Оставим в стороне бури и потрясения. В мирные времена нравы римлян довольно точно отражаются в гражданском праве, которое словно пуповиной, так и не перерезанной, было связано с господствующей моралью. Искусство права, скорее дискурсивное, чем концептуальное, и еще менее того основанное на дедукции, позволяло профессионалам заниматься своим делом с виртуозным изяществом. Позволяло ли право действительно добиться правосудия? Вынуждал ли закон соблюдать правила игры, когда кто–то их нарушал и притеснял своих ближних? Стоит ли говорить, что в обществе неравном, несправедливом и пронизанном клиентскими связями законы были формальными, имели мало общего с реальностью, и слабый имел совсем немного шансов защитить себя в суде от могущественного противника. Даже когда правосудие не нарушалось, предоставляло ли оно законные возможности защитить свои права? Достаточно одного примера, чтобы понять, что государственная власть обеспечивала лишь личную вендетту, заменить которую было нечем.

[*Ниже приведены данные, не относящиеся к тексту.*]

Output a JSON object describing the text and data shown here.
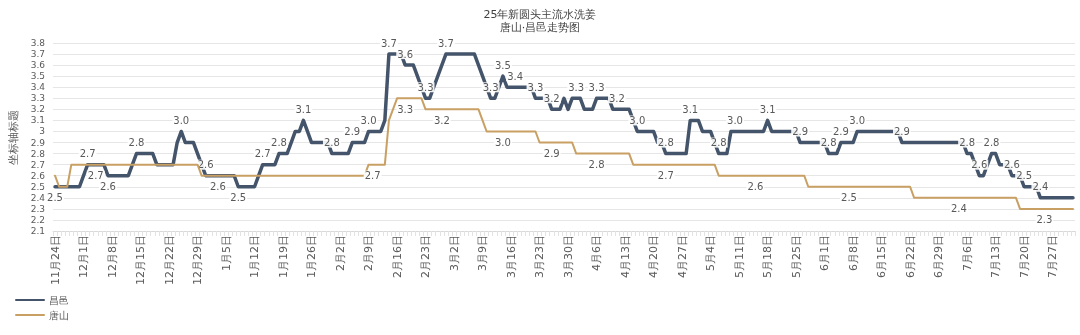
{
  "chart_data": {
    "type": "line",
    "title": "25年新圆头主流水洗姜",
    "subtitle": "唐山·昌邑走势图",
    "ylabel": "坐标轴标题",
    "categories": [
      "11月24日",
      null,
      null,
      null,
      null,
      null,
      null,
      "12月1日",
      null,
      null,
      null,
      null,
      null,
      null,
      "12月8日",
      null,
      null,
      null,
      null,
      null,
      null,
      "12月15日",
      null,
      null,
      null,
      null,
      null,
      null,
      "12月22日",
      null,
      null,
      null,
      null,
      null,
      null,
      "12月29日",
      null,
      null,
      null,
      null,
      null,
      null,
      "1月5日",
      null,
      null,
      null,
      null,
      null,
      null,
      "1月12日",
      null,
      null,
      null,
      null,
      null,
      null,
      "1月19日",
      null,
      null,
      null,
      null,
      null,
      null,
      "1月26日",
      null,
      null,
      null,
      null,
      null,
      null,
      "2月2日",
      null,
      null,
      null,
      null,
      null,
      null,
      "2月9日",
      null,
      null,
      null,
      null,
      null,
      null,
      "2月16日",
      null,
      null,
      null,
      null,
      null,
      null,
      "2月23日",
      null,
      null,
      null,
      null,
      null,
      null,
      "3月2日",
      null,
      null,
      null,
      null,
      null,
      null,
      "3月9日",
      null,
      null,
      null,
      null,
      null,
      null,
      "3月16日",
      null,
      null,
      null,
      null,
      null,
      null,
      "3月23日",
      null,
      null,
      null,
      null,
      null,
      null,
      "3月30日",
      null,
      null,
      null,
      null,
      null,
      null,
      "4月6日",
      null,
      null,
      null,
      null,
      null,
      null,
      "4月13日",
      null,
      null,
      null,
      null,
      null,
      null,
      "4月20日",
      null,
      null,
      null,
      null,
      null,
      null,
      "4月27日",
      null,
      null,
      null,
      null,
      null,
      null,
      "5月4日",
      null,
      null,
      null,
      null,
      null,
      null,
      "5月11日",
      null,
      null,
      null,
      null,
      null,
      null,
      "5月18日",
      null,
      null,
      null,
      null,
      null,
      null,
      "5月25日",
      null,
      null,
      null,
      null,
      null,
      null,
      "6月1日",
      null,
      null,
      null,
      null,
      null,
      null,
      "6月8日",
      null,
      null,
      null,
      null,
      null,
      null,
      "6月15日",
      null,
      null,
      null,
      null,
      null,
      null,
      "6月22日",
      null,
      null,
      null,
      null,
      null,
      null,
      "6月29日",
      null,
      null,
      null,
      null,
      null,
      null,
      "7月6日",
      null,
      null,
      null,
      null,
      null,
      null,
      "7月13日",
      null,
      null,
      null,
      null,
      null,
      null,
      "7月20日",
      null,
      null,
      null,
      null,
      null,
      null,
      "7月27日",
      null,
      null,
      null,
      null,
      null
    ],
    "series": [
      {
        "name": "昌邑",
        "color": "#44546a",
        "values": [
          2.5,
          2.5,
          2.5,
          2.5,
          2.5,
          2.5,
          2.5,
          2.6,
          2.7,
          2.7,
          2.7,
          2.7,
          2.7,
          2.6,
          2.6,
          2.6,
          2.6,
          2.6,
          2.6,
          2.7,
          2.8,
          2.8,
          2.8,
          2.8,
          2.8,
          2.7,
          2.7,
          2.7,
          2.7,
          2.7,
          2.9,
          3.0,
          2.9,
          2.9,
          2.9,
          2.8,
          2.7,
          2.6,
          2.6,
          2.6,
          2.6,
          2.6,
          2.6,
          2.6,
          2.6,
          2.5,
          2.5,
          2.5,
          2.5,
          2.5,
          2.6,
          2.7,
          2.7,
          2.7,
          2.7,
          2.8,
          2.8,
          2.8,
          2.9,
          3.0,
          3.0,
          3.1,
          3.0,
          2.9,
          2.9,
          2.9,
          2.9,
          2.9,
          2.8,
          2.8,
          2.8,
          2.8,
          2.8,
          2.9,
          2.9,
          2.9,
          2.9,
          3.0,
          3.0,
          3.0,
          3.0,
          3.1,
          3.7,
          3.7,
          3.7,
          3.7,
          3.6,
          3.6,
          3.6,
          3.5,
          3.4,
          3.3,
          3.3,
          3.4,
          3.5,
          3.6,
          3.7,
          3.7,
          3.7,
          3.7,
          3.7,
          3.7,
          3.7,
          3.7,
          3.6,
          3.5,
          3.4,
          3.3,
          3.3,
          3.4,
          3.5,
          3.4,
          3.4,
          3.4,
          3.4,
          3.4,
          3.4,
          3.4,
          3.3,
          3.3,
          3.3,
          3.3,
          3.2,
          3.2,
          3.2,
          3.3,
          3.2,
          3.3,
          3.3,
          3.3,
          3.2,
          3.2,
          3.2,
          3.3,
          3.3,
          3.3,
          3.3,
          3.2,
          3.2,
          3.2,
          3.2,
          3.2,
          3.1,
          3.0,
          3.0,
          3.0,
          3.0,
          3.0,
          2.9,
          2.9,
          2.8,
          2.8,
          2.8,
          2.8,
          2.8,
          2.8,
          3.1,
          3.1,
          3.1,
          3.0,
          3.0,
          3.0,
          2.9,
          2.8,
          2.8,
          2.8,
          3.0,
          3.0,
          3.0,
          3.0,
          3.0,
          3.0,
          3.0,
          3.0,
          3.0,
          3.1,
          3.0,
          3.0,
          3.0,
          3.0,
          3.0,
          3.0,
          3.0,
          2.9,
          2.9,
          2.9,
          2.9,
          2.9,
          2.9,
          2.9,
          2.8,
          2.8,
          2.8,
          2.9,
          2.9,
          2.9,
          2.9,
          3.0,
          3.0,
          3.0,
          3.0,
          3.0,
          3.0,
          3.0,
          3.0,
          3.0,
          3.0,
          3.0,
          2.9,
          2.9,
          2.9,
          2.9,
          2.9,
          2.9,
          2.9,
          2.9,
          2.9,
          2.9,
          2.9,
          2.9,
          2.9,
          2.9,
          2.9,
          2.9,
          2.8,
          2.8,
          2.7,
          2.6,
          2.6,
          2.7,
          2.8,
          2.8,
          2.7,
          2.7,
          2.7,
          2.6,
          2.6,
          2.6,
          2.5,
          2.5,
          2.5,
          2.5,
          2.4,
          2.4,
          2.4,
          2.4,
          2.4,
          2.4,
          2.4,
          2.4,
          2.4
        ],
        "value_labels": [
          "2.5",
          null,
          null,
          null,
          null,
          null,
          null,
          null,
          "2.7",
          null,
          null,
          null,
          null,
          "2.6",
          null,
          null,
          null,
          null,
          null,
          null,
          "2.8",
          null,
          null,
          null,
          null,
          null,
          null,
          null,
          null,
          null,
          null,
          "3.0",
          null,
          null,
          null,
          null,
          null,
          "2.6",
          null,
          null,
          null,
          null,
          null,
          null,
          null,
          "2.5",
          null,
          null,
          null,
          null,
          null,
          "2.7",
          null,
          null,
          null,
          "2.8",
          null,
          null,
          null,
          null,
          null,
          "3.1",
          null,
          null,
          null,
          null,
          null,
          null,
          "2.8",
          null,
          null,
          null,
          null,
          "2.9",
          null,
          null,
          null,
          "3.0",
          null,
          null,
          null,
          null,
          "3.7",
          null,
          null,
          null,
          "3.6",
          null,
          null,
          null,
          null,
          "3.3",
          null,
          null,
          null,
          null,
          "3.7",
          null,
          null,
          null,
          null,
          null,
          null,
          null,
          null,
          null,
          null,
          "3.3",
          null,
          null,
          "3.5",
          null,
          null,
          "3.4",
          null,
          null,
          null,
          null,
          "3.3",
          null,
          null,
          null,
          "3.2",
          null,
          null,
          null,
          null,
          null,
          "3.3",
          null,
          null,
          null,
          null,
          "3.3",
          null,
          null,
          null,
          null,
          "3.2",
          null,
          null,
          null,
          null,
          "3.0",
          null,
          null,
          null,
          null,
          null,
          null,
          "2.8",
          null,
          null,
          null,
          null,
          null,
          "3.1",
          null,
          null,
          null,
          null,
          null,
          null,
          "2.8",
          null,
          null,
          null,
          "3.0",
          null,
          null,
          null,
          null,
          null,
          null,
          null,
          "3.1",
          null,
          null,
          null,
          null,
          null,
          null,
          null,
          "2.9",
          null,
          null,
          null,
          null,
          null,
          null,
          "2.8",
          null,
          null,
          "2.9",
          null,
          null,
          null,
          "3.0",
          null,
          null,
          null,
          null,
          null,
          null,
          null,
          null,
          null,
          null,
          "2.9",
          null,
          null,
          null,
          null,
          null,
          null,
          null,
          null,
          null,
          null,
          null,
          null,
          null,
          null,
          null,
          "2.8",
          null,
          null,
          "2.6",
          null,
          null,
          "2.8",
          null,
          null,
          null,
          null,
          "2.6",
          null,
          null,
          "2.5",
          null,
          null,
          null,
          "2.4",
          null,
          null,
          null,
          null,
          null,
          null,
          null,
          null
        ]
      },
      {
        "name": "唐山",
        "color": "#c9a063",
        "values": [
          2.6,
          2.5,
          2.5,
          2.5,
          2.7,
          2.7,
          2.7,
          2.7,
          2.7,
          2.7,
          2.7,
          2.7,
          2.7,
          2.7,
          2.7,
          2.7,
          2.7,
          2.7,
          2.7,
          2.7,
          2.7,
          2.7,
          2.7,
          2.7,
          2.7,
          2.7,
          2.7,
          2.7,
          2.7,
          2.7,
          2.7,
          2.7,
          2.7,
          2.7,
          2.7,
          2.7,
          2.6,
          2.6,
          2.6,
          2.6,
          2.6,
          2.6,
          2.6,
          2.6,
          2.6,
          2.6,
          2.6,
          2.6,
          2.6,
          2.6,
          2.6,
          2.6,
          2.6,
          2.6,
          2.6,
          2.6,
          2.6,
          2.6,
          2.6,
          2.6,
          2.6,
          2.6,
          2.6,
          2.6,
          2.6,
          2.6,
          2.6,
          2.6,
          2.6,
          2.6,
          2.6,
          2.6,
          2.6,
          2.6,
          2.6,
          2.6,
          2.6,
          2.7,
          2.7,
          2.7,
          2.7,
          2.7,
          3.1,
          3.2,
          3.3,
          3.3,
          3.3,
          3.3,
          3.3,
          3.3,
          3.3,
          3.2,
          3.2,
          3.2,
          3.2,
          3.2,
          3.2,
          3.2,
          3.2,
          3.2,
          3.2,
          3.2,
          3.2,
          3.2,
          3.2,
          3.1,
          3.0,
          3.0,
          3.0,
          3.0,
          3.0,
          3.0,
          3.0,
          3.0,
          3.0,
          3.0,
          3.0,
          3.0,
          3.0,
          2.9,
          2.9,
          2.9,
          2.9,
          2.9,
          2.9,
          2.9,
          2.9,
          2.9,
          2.8,
          2.8,
          2.8,
          2.8,
          2.8,
          2.8,
          2.8,
          2.8,
          2.8,
          2.8,
          2.8,
          2.8,
          2.8,
          2.8,
          2.7,
          2.7,
          2.7,
          2.7,
          2.7,
          2.7,
          2.7,
          2.7,
          2.7,
          2.7,
          2.7,
          2.7,
          2.7,
          2.7,
          2.7,
          2.7,
          2.7,
          2.7,
          2.7,
          2.7,
          2.7,
          2.6,
          2.6,
          2.6,
          2.6,
          2.6,
          2.6,
          2.6,
          2.6,
          2.6,
          2.6,
          2.6,
          2.6,
          2.6,
          2.6,
          2.6,
          2.6,
          2.6,
          2.6,
          2.6,
          2.6,
          2.6,
          2.6,
          2.5,
          2.5,
          2.5,
          2.5,
          2.5,
          2.5,
          2.5,
          2.5,
          2.5,
          2.5,
          2.5,
          2.5,
          2.5,
          2.5,
          2.5,
          2.5,
          2.5,
          2.5,
          2.5,
          2.5,
          2.5,
          2.5,
          2.5,
          2.5,
          2.5,
          2.5,
          2.4,
          2.4,
          2.4,
          2.4,
          2.4,
          2.4,
          2.4,
          2.4,
          2.4,
          2.4,
          2.4,
          2.4,
          2.4,
          2.4,
          2.4,
          2.4,
          2.4,
          2.4,
          2.4,
          2.4,
          2.4,
          2.4,
          2.4,
          2.4,
          2.4,
          2.4,
          2.3,
          2.3,
          2.3,
          2.3,
          2.3,
          2.3,
          2.3,
          2.3,
          2.3,
          2.3,
          2.3,
          2.3,
          2.3,
          2.3
        ],
        "value_labels": [
          null,
          null,
          null,
          null,
          null,
          null,
          null,
          null,
          null,
          null,
          "2.7",
          null,
          null,
          null,
          null,
          null,
          null,
          null,
          null,
          null,
          null,
          null,
          null,
          null,
          null,
          null,
          null,
          null,
          null,
          null,
          null,
          null,
          null,
          null,
          null,
          null,
          null,
          null,
          null,
          null,
          "2.6",
          null,
          null,
          null,
          null,
          null,
          null,
          null,
          null,
          null,
          null,
          null,
          null,
          null,
          null,
          null,
          null,
          null,
          null,
          null,
          null,
          null,
          null,
          null,
          null,
          null,
          null,
          null,
          null,
          null,
          null,
          null,
          null,
          null,
          null,
          null,
          null,
          null,
          "2.7",
          null,
          null,
          null,
          null,
          null,
          null,
          null,
          "3.3",
          null,
          null,
          null,
          null,
          null,
          null,
          null,
          null,
          "3.2",
          null,
          null,
          null,
          null,
          null,
          null,
          null,
          null,
          null,
          null,
          null,
          null,
          null,
          null,
          "3.0",
          null,
          null,
          null,
          null,
          null,
          null,
          null,
          null,
          null,
          null,
          null,
          "2.9",
          null,
          null,
          null,
          null,
          null,
          null,
          null,
          null,
          null,
          null,
          "2.8",
          null,
          null,
          null,
          null,
          null,
          null,
          null,
          null,
          null,
          null,
          null,
          null,
          null,
          null,
          null,
          null,
          "2.7",
          null,
          null,
          null,
          null,
          null,
          null,
          null,
          null,
          null,
          null,
          null,
          null,
          null,
          null,
          null,
          null,
          null,
          null,
          null,
          null,
          null,
          "2.6",
          null,
          null,
          null,
          null,
          null,
          null,
          null,
          null,
          null,
          null,
          null,
          null,
          null,
          null,
          null,
          null,
          null,
          null,
          null,
          null,
          null,
          null,
          "2.5",
          null,
          null,
          null,
          null,
          null,
          null,
          null,
          null,
          null,
          null,
          null,
          null,
          null,
          null,
          null,
          null,
          null,
          null,
          null,
          null,
          null,
          null,
          null,
          null,
          null,
          null,
          "2.4",
          null,
          null,
          null,
          null,
          null,
          null,
          null,
          null,
          null,
          null,
          null,
          null,
          null,
          null,
          null,
          null,
          null,
          null,
          null,
          null,
          "2.3",
          null,
          null,
          null,
          null,
          null,
          null,
          null
        ]
      }
    ],
    "ylim": [
      2.1,
      3.8
    ],
    "yticks": [
      2.1,
      2.2,
      2.3,
      2.4,
      2.5,
      2.6,
      2.7,
      2.8,
      2.9,
      3,
      3.1,
      3.2,
      3.3,
      3.4,
      3.5,
      3.6,
      3.7,
      3.8
    ],
    "grid": "y",
    "legend": "bottom left",
    "marker": "none",
    "line_style": "solid"
  }
}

Предположим, что должник не хочет возвращать нам деньги, которые мы дали ему взаймы; или же представим, что единственным нашим состоянием была маленькая ферма, на которую мы очень рассчитывали, потому что располагалась она в очень приятной местности и все наши предки когда- то на ней жили. Один могущественный сосед позарился на нашу собственность: во главе группы вооруженных рабов он ворвался в наши владения, убил наших рабов, которые пытались нас защитить, а нас самих избил до полусмерти и выгнал прочь, захватив при этом ферму, будто свою собственность. Что Делать? Современный человек ответил бы: нести жалобу судье (litis denuntiatio), в суде восстановить справедливость и властью государства (manu militari) вернуть свое имущество. Да, так могло бы произойти во времена Поздней Античности, Когда наместники провинций наконец–то воплотили в жизнь идеал сильной государственной власти. Но в Италии, в первые два–три века нашей эры, все происходило совершенно иначе.